Implantation of silicon dioxide-based nanocrystalline hydroxyapatite and pure phase beta-tricalciumphosphate bone substitute granules in caprine muscle tissue does not induce new bone formation
1 Institute of Pathology, REPAIR-Lab, Johannes Gutenberg University Mainz, Langenbeckstrasse 1, Mainz, 55101, Germany
2 Department for Oral, Cranio-Maxillofacial and Facial Plastic Surgery, Medical Center of the Goethe University Frankfurt, Frankfurt am Main, Germany
3 Department for Operative Dentistry, Johannes Gutenberg University Mainz, Mainz, Germany
Head & Face Medicine 2013, 9:1 doi:10.1186/1746-160X-9-1Published: 4 January 2013
Osteoinductive bone substitutes are defined by their ability to induce new bone formation even at heterotopic implantation sites. The present study was designed to analyze the potential osteoinductivity of two different bone substitute materials in caprine muscle tissue.
Materials and methods
One gram each of either a porous beta-tricalcium phosphate (β-TCP) or an hydroxyapatite/silicon dioxide (HA/SiO2)-based nanocrystalline bone substitute material was implanted in several muscle pouches of goats. The biomaterials were explanted at 29, 91 and 181 days after implantation. Conventional histology and special histochemical stains were performed to detect osteoblast precursor cells as well as mineralized and unmineralized bone matrix.
Both materials underwent cellular degradation in which tartrate-resistant acid phosphatase (TRAP)-positive osteoclast-like cells and TRAP-negative multinucleated giant cells were involved. The ß-TCP was completely resorbed within the observation period, whereas some granules of the HA-groups were still detectable after 180 days. Neither osteoblasts, osteoblast precursor cells nor extracellular bone matrix were found within the implantation bed of any of the analyzed biomaterials at any of the observed time points.
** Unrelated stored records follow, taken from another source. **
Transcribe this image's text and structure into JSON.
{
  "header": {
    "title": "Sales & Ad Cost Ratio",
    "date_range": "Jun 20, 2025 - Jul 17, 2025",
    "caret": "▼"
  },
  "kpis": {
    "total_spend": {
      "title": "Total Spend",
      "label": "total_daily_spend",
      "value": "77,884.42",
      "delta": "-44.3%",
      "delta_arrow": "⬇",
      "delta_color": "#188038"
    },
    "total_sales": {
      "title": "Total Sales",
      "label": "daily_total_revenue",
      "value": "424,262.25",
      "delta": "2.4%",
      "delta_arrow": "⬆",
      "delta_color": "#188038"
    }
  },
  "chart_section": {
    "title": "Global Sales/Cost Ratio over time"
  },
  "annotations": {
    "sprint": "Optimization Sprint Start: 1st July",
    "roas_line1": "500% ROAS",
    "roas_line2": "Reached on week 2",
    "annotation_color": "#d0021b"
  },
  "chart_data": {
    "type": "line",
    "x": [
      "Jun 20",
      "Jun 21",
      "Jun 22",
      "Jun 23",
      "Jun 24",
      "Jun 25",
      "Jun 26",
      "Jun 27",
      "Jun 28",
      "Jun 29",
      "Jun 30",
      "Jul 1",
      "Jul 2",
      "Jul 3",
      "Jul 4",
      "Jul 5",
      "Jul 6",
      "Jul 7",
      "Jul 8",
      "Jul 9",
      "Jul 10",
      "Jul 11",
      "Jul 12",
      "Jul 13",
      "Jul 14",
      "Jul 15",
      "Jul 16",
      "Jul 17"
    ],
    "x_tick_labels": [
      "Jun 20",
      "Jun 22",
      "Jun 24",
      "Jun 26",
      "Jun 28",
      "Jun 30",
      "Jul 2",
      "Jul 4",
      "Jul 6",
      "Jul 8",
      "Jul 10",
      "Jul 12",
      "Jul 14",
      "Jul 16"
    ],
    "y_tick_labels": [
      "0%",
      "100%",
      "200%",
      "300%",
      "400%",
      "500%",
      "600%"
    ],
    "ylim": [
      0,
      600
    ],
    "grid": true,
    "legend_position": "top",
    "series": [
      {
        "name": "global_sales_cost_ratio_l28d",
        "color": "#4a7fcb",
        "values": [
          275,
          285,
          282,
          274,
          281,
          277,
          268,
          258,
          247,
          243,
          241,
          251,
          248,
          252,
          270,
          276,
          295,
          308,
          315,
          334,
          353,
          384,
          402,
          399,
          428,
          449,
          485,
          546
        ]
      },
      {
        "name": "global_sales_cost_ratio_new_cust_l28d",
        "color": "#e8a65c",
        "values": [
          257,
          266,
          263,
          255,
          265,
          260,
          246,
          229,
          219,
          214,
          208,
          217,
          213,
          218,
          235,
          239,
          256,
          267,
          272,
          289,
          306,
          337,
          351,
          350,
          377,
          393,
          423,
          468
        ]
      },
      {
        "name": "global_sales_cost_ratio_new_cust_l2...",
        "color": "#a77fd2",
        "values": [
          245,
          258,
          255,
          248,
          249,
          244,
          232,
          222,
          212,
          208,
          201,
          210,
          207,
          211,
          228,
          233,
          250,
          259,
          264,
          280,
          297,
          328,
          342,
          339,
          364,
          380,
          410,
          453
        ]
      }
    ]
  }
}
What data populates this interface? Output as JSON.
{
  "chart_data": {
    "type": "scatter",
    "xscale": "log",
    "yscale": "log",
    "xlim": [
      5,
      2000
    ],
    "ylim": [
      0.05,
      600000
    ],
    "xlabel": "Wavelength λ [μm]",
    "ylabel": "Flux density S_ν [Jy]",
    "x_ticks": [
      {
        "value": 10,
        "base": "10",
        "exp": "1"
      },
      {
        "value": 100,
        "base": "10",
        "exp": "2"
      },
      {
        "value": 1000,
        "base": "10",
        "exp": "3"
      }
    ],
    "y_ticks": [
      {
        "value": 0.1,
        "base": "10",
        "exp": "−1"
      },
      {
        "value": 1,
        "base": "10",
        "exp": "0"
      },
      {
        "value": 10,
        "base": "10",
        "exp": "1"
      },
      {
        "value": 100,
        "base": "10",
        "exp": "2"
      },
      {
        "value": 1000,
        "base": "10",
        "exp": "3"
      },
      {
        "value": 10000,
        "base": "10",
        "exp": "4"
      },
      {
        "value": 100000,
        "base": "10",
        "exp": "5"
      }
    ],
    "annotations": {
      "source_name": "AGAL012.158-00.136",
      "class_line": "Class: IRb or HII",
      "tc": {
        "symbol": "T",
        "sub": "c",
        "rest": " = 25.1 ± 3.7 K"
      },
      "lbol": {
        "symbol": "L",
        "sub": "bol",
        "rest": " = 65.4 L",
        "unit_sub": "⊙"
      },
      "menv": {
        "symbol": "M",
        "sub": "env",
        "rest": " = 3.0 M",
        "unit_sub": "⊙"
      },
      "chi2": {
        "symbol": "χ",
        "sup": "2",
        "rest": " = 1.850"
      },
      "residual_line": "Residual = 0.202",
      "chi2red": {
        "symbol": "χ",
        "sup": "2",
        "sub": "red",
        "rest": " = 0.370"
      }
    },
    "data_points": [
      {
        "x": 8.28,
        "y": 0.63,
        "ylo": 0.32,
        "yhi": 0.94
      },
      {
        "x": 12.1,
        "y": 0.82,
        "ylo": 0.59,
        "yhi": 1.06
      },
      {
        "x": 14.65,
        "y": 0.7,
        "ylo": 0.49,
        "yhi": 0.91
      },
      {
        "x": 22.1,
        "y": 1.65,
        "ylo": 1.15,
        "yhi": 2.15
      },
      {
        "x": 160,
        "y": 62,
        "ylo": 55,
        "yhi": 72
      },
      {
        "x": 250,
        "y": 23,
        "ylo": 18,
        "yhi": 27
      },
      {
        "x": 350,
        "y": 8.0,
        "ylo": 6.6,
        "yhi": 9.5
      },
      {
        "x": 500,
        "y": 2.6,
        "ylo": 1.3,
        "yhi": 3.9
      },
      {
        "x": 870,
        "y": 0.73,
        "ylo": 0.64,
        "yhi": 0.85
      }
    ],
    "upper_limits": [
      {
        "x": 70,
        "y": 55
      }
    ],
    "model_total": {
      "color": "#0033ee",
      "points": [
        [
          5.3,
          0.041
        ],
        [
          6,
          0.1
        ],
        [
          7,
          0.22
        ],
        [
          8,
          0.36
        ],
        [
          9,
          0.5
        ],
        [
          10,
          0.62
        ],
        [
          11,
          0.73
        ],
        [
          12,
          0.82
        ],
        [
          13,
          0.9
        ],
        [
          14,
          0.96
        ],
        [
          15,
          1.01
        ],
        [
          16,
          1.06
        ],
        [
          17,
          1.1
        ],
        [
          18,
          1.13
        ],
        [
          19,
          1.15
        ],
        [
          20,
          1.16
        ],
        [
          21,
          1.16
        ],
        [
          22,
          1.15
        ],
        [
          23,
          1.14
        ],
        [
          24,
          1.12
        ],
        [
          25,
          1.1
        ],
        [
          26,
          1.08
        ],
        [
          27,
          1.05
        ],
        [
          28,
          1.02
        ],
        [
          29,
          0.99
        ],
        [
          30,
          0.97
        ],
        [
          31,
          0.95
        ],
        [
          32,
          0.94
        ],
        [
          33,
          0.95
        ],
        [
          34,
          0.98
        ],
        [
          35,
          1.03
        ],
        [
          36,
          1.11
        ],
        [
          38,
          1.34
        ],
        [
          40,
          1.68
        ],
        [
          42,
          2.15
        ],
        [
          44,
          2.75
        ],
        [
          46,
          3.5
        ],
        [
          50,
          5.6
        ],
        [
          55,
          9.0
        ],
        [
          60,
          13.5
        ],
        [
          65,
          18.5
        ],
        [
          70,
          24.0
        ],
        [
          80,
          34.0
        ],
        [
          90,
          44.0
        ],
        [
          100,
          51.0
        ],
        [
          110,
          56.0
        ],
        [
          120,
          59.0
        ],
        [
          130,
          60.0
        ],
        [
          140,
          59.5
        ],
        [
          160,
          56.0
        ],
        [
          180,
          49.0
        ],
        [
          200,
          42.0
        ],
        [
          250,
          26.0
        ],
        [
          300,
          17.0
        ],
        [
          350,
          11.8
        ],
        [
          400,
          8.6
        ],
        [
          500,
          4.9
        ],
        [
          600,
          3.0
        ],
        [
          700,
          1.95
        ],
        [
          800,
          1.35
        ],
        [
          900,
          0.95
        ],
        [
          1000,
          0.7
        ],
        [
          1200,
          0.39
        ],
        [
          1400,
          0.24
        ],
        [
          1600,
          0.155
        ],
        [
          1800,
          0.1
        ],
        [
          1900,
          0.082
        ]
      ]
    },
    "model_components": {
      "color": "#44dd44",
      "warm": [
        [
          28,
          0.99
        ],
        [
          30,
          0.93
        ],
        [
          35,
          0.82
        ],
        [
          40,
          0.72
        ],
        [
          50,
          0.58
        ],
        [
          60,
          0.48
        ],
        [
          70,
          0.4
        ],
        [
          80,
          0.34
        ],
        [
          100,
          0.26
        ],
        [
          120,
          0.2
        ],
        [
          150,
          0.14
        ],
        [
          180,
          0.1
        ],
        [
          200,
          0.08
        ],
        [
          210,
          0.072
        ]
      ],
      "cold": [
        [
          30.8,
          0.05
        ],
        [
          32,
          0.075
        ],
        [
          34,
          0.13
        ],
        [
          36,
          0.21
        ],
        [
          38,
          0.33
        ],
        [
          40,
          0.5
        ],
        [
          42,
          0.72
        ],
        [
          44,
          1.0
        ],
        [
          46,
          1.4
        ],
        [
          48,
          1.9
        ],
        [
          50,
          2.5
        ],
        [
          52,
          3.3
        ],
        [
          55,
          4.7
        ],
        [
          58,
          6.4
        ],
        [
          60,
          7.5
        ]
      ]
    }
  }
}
This study showed that ß-TCP underwent a faster degradation than the HA-based material. The lack of osteoinductivity for both materials might be due to their granular shape, as osteoinductivity in goat muscle has been mainly attributed to cylindrical or disc-shaped bone substitute materials. This hypothesis however requires further investigation to systematically analyze various materials with comparable characteristics in the same experimental setting.